I came back to the office after a week and a half of being in San Francisco. Some people were really happy to see me, some didn’t even realize I was away, and others knew why I was away but didn’t bother to ask me how my dad was doing.

I try to be optimistic about the world and about life, but sometimes, when people don’t even attempt to even be fake at wanting to know how you are doing outside of work, it makes me think that the world isn’t really getting any better. All we are – we’re just worker bees. We come in, do our job, and then we have to leave. What we do outside of that, it’s like some people really don’t care at all.

And so it begins… again

I’m spending another night at the hospital. My dad is feeling fine — his chest incision and areas of his legs where the surgeons took the grafts are healing normally, but now, he has an infection on his arm from the IV because it seems that his skin was so thick that the nurses had problems placing the IV into his vein. His arm swelled up to about one and a half times its normal size, and it got to a point where when the nurse took his blood pressure, the blood pressure machine cuff got so tight on his arm that my dad said he felt like his whole arm was going to explode — the woes of having a dad with literally thick skin.

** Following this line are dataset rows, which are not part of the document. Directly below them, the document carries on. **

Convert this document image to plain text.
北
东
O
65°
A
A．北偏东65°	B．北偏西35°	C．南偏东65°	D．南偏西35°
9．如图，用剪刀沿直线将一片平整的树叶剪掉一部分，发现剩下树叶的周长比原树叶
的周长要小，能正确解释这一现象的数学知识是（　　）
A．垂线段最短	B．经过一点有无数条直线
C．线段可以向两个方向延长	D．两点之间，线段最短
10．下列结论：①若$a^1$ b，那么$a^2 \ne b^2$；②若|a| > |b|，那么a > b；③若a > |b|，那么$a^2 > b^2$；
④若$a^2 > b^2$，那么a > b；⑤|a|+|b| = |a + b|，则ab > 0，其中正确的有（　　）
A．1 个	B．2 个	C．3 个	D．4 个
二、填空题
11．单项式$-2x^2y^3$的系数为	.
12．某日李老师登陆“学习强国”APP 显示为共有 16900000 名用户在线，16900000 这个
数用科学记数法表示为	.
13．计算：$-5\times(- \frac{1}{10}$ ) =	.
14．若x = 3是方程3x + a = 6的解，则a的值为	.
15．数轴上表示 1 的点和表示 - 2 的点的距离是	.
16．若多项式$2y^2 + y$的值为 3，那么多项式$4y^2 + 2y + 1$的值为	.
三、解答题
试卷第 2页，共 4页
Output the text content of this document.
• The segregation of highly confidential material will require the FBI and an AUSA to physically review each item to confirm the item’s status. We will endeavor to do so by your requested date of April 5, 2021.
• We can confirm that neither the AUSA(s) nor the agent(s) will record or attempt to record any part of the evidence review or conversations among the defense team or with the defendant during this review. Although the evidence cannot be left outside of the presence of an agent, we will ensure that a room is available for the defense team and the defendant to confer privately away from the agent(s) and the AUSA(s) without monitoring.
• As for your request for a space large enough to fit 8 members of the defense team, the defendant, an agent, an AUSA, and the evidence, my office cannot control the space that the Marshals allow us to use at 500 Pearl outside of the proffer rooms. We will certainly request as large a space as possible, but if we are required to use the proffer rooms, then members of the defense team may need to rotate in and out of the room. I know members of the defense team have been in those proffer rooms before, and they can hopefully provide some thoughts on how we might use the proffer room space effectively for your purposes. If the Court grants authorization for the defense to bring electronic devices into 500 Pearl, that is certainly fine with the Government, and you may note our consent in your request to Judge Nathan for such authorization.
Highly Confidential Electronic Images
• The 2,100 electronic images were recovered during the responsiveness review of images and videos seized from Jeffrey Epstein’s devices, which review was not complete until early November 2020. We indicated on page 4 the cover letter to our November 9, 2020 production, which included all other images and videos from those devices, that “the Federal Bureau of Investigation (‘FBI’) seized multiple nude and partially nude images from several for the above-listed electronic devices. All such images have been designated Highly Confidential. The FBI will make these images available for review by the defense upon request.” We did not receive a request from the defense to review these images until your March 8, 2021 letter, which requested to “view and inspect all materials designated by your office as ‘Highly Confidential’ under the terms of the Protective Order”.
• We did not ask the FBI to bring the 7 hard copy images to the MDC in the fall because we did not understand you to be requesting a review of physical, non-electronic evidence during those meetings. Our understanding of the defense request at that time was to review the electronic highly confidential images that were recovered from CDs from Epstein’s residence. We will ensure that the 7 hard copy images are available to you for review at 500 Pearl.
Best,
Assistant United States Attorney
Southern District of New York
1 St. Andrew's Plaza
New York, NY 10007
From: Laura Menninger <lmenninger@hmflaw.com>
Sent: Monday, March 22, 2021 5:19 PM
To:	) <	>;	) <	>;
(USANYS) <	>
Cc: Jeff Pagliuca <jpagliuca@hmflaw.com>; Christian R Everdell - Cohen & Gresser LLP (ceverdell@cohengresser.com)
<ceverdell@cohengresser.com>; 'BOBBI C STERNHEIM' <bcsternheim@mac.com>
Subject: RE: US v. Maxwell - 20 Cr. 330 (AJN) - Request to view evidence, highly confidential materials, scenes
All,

This will be his eighth night in the hospital. We were originally hoping he’d only have to stay here for six nights, but it seems it’s going on for eight or nine now. Part of me is a bit relieved that he will be staying because it means less care taking on my mom’s part and more for the staff here to do, but the other part of me just wants him settled back at home to be comfortable and in his own space. Because my time here is coming to an end, my mom is gradually hinting that I should extend my stay since she says “I can’t handle all this by myself. There is so much to do. How am I supposed to do all this myself?” The guilt tripping had to start at some point, so I guess that some point is now. In the beginning, I heard a lot of “thank you for supporting Daddy and me.” Somewhere along the way, it became, “I’m not going to be angry with you if you decide not to, but you really should stay here longer.” Thanks, Mom.